The word “opportunity” speaks to a starting point for sin.

For every sinful act we commit, there is first an opportunity.

That opportunity then produces evil desire, which is ultimately manifested in the sinful act.

In this case, the opportunity came by way of the law.

By the law, sin was made known.

This new knowledge created a desire to do that which was forbidden.

This goes all the way back to the garden of Eden, where there was but one law:

Genesis 2:17

Satan saw an opportunity in that law, and he exploited it.

Suddenly, Adam and
Eve saw this thing that had been forbidden.

Naturally, they would wonder what great things they were missing.

In fact, this is the very tact that Satan used.

Genesis 3:5

Greatness is the promise of sin, yet all it can deliver is death.

Even so, we continue to be enticed. We always want what we are told we can’t have.

It is the preference of our own will over the will of God.

“for apart from the law, sin was dead”

Dead, in this sense, more precisely refers to a dormant state, where sin remained inactive.

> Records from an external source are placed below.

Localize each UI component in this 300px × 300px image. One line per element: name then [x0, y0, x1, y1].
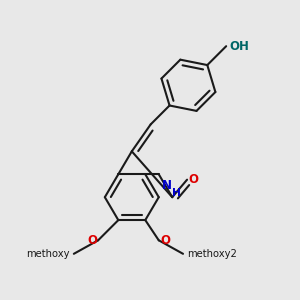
Text: O: O	[188, 173, 198, 186]
Text: O: O	[87, 234, 97, 247]
Text: N: N	[162, 179, 172, 192]
Text: H: H	[172, 188, 181, 198]
Text: methoxy2: methoxy2	[188, 249, 237, 259]
Text: OH: OH	[230, 40, 249, 53]
Text: O: O	[160, 234, 170, 247]
Text: methoxy: methoxy	[26, 249, 69, 259]
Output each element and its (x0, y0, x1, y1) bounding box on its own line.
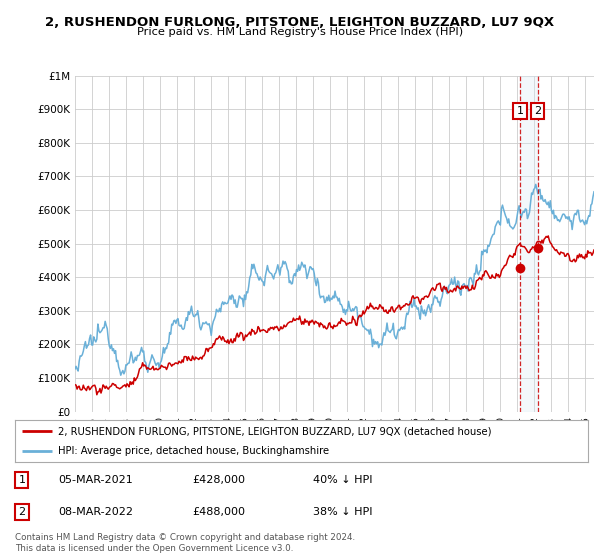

In fact, sin always involves a decision.

The law brings a list of rules which require us to make decisions.

It is when we are faced with a decision, that sin has the opportunity to spring to life.

“Without the law.”

This is not referring to ignorance of or lack of concern for the law.

Phil. 3:6

It is referring to an external, imperfect conception of it.

“When the commandment came.”

When he began to understand the true requirements of God’s moral law, at some point prior to his conversion, sin came alive.

He realized his true condition as a desperately wicked sinner

1 Tim. 1:15

“I died.”

He realized his deadness, spiritually; that all his religious credentials and accomplishments were meaningless.

Phil. 3:7–8

Paul realized the lie of legalism.

Faith in the law does not bring life, it brings death.

No one is justified by the law, for only one person can keep the law perfectly.

Romans 3:20

2 Corinthians 5:21

By leading him to expect life from his keeping of the law, when what he found was death (v. 10), he was deceived.

By convincing him that he is acceptable to God because of his own merit and good works, he was deceived.

The fact that the law reveals, arouses, and condemns sin, bringing death to the sinner, does not mean that the law is evil.

Rather the law is a perfect reflection of God’s holy character.

Psalm 19:7-11

Romans 7:14

Romans 7:22

It is the standard for believers to please God, but faith in Christ must be the foundation.

Sin is the cause of death, not the law.

When he has said that the law brings death, he is referring to reliance on the law, and your own good works rather than Christ.

The law itself is good, it is God’s perfect standard.

The law brings an awareness of the true nature of sin and its deadly character.

This brings the sinner to see his need of salvation—the very purpose God intended the law to serve.